- Poster
- Directed by: Karam Gill
- Produced by: Dominique Jones; Pierre Thomas; Kevin Lee; Karam Gill; Daniel Malikyar; Andrew Primavera; Blase Biello;
- Starring: Lil Baby
- Cinematography: Joshua Charow
- Edited by: Joshua Whitaker
- Music by: Craig DeLeon
- Production companies: Quality Films; MGX Creative; 4PF;
- Distributed by: Amazon Studios
- Release date: June 11, 2022 (Tribeca);
- Running time: 90 minutes
- Country: United States
- Language: English

= Untrapped: The Story of Lil Baby =

The Untrapped: The Story of Lil Baby is a 2022 documentary film centered on rapper Lil Baby, directed by Karam Gill. It premiered at the Tribeca Film Festival on June 11, 2022, and was released on Amazon Prime Video on August 26, 2022.

==Summary==
The film follows the story of rapper Lil Baby's life and career.

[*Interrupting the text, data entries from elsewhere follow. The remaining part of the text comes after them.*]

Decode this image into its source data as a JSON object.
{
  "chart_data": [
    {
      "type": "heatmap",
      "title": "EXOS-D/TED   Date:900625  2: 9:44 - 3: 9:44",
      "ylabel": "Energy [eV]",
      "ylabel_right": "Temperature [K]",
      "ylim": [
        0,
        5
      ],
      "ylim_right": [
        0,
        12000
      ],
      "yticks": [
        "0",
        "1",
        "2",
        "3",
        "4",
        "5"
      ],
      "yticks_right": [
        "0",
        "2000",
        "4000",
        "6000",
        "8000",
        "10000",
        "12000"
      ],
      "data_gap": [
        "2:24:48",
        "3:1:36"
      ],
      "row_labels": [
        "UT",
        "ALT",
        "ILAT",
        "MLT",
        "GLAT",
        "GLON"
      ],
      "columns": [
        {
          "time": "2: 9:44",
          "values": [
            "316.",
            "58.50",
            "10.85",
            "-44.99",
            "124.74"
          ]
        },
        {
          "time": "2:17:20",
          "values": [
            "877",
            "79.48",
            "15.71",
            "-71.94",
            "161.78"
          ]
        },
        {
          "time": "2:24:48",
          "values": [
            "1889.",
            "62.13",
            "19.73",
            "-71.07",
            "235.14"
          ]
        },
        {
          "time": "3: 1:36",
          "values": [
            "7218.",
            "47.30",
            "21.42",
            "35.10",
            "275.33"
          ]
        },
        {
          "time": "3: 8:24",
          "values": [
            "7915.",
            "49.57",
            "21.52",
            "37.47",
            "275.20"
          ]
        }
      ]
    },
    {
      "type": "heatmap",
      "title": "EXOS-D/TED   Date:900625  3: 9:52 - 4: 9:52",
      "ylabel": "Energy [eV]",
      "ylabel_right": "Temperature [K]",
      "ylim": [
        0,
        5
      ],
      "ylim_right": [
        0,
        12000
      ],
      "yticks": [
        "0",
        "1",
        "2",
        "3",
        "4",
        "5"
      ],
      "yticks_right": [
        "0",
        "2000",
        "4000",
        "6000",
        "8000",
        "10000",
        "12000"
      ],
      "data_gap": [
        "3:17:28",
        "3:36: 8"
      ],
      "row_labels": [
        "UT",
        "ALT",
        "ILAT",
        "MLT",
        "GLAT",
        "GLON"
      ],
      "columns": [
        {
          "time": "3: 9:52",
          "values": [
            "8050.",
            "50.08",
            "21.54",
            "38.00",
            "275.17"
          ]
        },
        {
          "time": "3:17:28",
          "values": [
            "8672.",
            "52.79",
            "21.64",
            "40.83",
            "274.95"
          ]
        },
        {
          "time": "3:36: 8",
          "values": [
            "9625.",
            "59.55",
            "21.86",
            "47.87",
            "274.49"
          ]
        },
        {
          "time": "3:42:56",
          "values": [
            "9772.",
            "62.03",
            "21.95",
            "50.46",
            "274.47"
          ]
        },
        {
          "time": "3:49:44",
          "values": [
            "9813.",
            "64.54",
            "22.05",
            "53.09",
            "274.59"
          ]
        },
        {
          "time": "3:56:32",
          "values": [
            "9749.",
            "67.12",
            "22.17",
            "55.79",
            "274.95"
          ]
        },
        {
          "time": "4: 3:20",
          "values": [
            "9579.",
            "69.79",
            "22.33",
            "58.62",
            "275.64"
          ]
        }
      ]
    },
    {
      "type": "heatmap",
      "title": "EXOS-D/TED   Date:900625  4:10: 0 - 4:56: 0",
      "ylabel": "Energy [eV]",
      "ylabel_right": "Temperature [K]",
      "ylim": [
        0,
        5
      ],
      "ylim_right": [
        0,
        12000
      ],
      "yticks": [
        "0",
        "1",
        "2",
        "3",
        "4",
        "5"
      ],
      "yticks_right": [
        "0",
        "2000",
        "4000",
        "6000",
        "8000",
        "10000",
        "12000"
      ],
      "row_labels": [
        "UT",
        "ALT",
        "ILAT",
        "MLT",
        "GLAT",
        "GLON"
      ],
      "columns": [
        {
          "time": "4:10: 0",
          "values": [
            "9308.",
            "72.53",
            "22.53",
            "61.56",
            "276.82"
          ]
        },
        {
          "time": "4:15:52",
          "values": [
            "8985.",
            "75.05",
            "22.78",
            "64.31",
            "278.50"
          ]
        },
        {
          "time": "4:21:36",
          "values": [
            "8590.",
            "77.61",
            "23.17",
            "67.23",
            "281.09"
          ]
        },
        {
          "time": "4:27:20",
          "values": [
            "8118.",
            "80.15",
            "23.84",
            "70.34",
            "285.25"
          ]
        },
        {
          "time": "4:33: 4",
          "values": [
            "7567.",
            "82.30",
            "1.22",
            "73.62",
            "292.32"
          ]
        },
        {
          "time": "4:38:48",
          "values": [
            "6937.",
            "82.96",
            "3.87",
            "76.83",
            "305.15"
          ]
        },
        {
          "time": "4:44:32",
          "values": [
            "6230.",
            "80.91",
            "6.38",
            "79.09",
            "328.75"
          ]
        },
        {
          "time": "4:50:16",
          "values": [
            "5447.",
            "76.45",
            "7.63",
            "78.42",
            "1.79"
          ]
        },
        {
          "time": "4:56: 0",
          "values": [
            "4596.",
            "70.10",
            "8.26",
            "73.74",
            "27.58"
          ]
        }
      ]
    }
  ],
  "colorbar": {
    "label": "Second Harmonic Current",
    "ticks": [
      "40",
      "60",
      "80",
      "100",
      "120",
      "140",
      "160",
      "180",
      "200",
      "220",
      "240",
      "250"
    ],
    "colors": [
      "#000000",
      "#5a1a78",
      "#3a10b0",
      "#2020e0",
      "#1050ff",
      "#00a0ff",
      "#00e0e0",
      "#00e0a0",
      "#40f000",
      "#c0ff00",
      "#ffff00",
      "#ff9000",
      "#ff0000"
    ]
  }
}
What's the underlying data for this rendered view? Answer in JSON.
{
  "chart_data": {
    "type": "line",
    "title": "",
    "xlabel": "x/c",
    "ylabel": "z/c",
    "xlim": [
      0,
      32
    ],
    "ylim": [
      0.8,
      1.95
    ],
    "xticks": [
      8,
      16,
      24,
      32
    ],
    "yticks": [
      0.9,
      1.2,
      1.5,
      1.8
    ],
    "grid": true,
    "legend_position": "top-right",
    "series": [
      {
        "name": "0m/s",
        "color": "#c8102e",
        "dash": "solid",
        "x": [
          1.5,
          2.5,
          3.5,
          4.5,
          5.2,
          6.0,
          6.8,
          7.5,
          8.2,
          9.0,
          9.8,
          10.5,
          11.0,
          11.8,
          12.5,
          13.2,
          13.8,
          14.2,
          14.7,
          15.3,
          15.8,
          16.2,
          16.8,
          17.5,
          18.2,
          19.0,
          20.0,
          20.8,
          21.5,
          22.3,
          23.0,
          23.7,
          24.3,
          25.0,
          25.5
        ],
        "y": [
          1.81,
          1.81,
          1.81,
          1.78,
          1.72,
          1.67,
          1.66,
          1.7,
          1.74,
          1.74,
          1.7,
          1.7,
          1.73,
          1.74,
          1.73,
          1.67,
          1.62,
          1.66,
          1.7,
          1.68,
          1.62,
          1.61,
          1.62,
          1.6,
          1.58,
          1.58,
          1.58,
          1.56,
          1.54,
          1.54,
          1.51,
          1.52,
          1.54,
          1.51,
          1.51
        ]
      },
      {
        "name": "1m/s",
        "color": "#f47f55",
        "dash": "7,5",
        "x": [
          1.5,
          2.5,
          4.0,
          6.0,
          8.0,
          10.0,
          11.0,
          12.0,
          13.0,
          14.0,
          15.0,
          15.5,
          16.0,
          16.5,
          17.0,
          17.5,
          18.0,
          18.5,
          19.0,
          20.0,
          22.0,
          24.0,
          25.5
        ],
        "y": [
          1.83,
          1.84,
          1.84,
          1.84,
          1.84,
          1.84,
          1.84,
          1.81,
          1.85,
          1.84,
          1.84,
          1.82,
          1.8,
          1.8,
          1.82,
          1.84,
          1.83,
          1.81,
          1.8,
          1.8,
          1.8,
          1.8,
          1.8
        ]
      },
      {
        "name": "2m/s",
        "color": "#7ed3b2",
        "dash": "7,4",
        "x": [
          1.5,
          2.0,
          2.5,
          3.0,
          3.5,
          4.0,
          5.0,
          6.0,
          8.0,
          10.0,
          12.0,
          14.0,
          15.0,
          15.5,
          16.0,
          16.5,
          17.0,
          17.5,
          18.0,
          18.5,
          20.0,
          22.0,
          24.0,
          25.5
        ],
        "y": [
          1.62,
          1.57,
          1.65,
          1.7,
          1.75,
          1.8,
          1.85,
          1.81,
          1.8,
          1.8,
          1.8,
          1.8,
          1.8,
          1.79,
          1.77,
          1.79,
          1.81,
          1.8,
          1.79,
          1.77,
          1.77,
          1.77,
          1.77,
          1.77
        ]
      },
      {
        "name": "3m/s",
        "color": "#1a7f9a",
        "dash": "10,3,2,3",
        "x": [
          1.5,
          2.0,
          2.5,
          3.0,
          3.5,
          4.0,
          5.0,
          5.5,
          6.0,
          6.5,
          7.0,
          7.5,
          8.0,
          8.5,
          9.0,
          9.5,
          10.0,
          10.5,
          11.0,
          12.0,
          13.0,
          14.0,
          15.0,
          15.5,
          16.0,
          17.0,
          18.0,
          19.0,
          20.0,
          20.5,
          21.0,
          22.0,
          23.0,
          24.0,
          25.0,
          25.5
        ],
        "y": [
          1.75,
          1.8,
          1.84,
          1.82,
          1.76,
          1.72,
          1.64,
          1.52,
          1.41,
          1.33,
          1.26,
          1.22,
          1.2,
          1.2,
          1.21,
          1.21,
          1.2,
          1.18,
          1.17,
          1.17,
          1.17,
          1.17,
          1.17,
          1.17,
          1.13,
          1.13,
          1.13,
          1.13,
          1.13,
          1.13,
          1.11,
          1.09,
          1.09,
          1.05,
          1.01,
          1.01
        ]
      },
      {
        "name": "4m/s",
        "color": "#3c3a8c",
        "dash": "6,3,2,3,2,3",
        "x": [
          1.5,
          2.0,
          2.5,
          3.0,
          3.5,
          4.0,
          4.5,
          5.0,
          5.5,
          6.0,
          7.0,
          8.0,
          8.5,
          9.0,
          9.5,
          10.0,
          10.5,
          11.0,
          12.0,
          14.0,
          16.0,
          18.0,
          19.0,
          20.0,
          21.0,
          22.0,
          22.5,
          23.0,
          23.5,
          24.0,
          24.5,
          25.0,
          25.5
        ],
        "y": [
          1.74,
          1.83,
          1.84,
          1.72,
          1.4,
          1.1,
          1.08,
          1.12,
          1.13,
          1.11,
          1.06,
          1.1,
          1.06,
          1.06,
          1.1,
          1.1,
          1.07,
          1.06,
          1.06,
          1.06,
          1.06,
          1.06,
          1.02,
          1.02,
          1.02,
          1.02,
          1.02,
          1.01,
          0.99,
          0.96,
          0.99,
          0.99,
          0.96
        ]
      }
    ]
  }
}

Born Dominique Jones, he was arrested and sent to prison as a teenager. After being released from prison in 2016 at age 21, he started a rap career, releasing his debut mixtape, Perfect Timing, in 2017, and then his album, My Turn, in 2020, which reached number 1 on the Billboard 200. The film includes archival footage of Lil Baby's childhood in Atlanta and adolescence as a drug dealer, and present-day footage with his children. It touches on social issues, such as the 2020 Black Lives Matter protests, and Lil Baby's relationship with the late Atlanta rapper Lil Marlo. It includes interviews with rappers Young Thug, Gunna, and Drake.

==Cast==
- Lil Baby
- Young Thug
- Gunna
- Drake

==Release==
The film premiered at the Tribeca Film Festival on June 11, 2022, where it was followed by a six-song set performed by Lil Baby. It was released on Prime Video on August 26, 2022.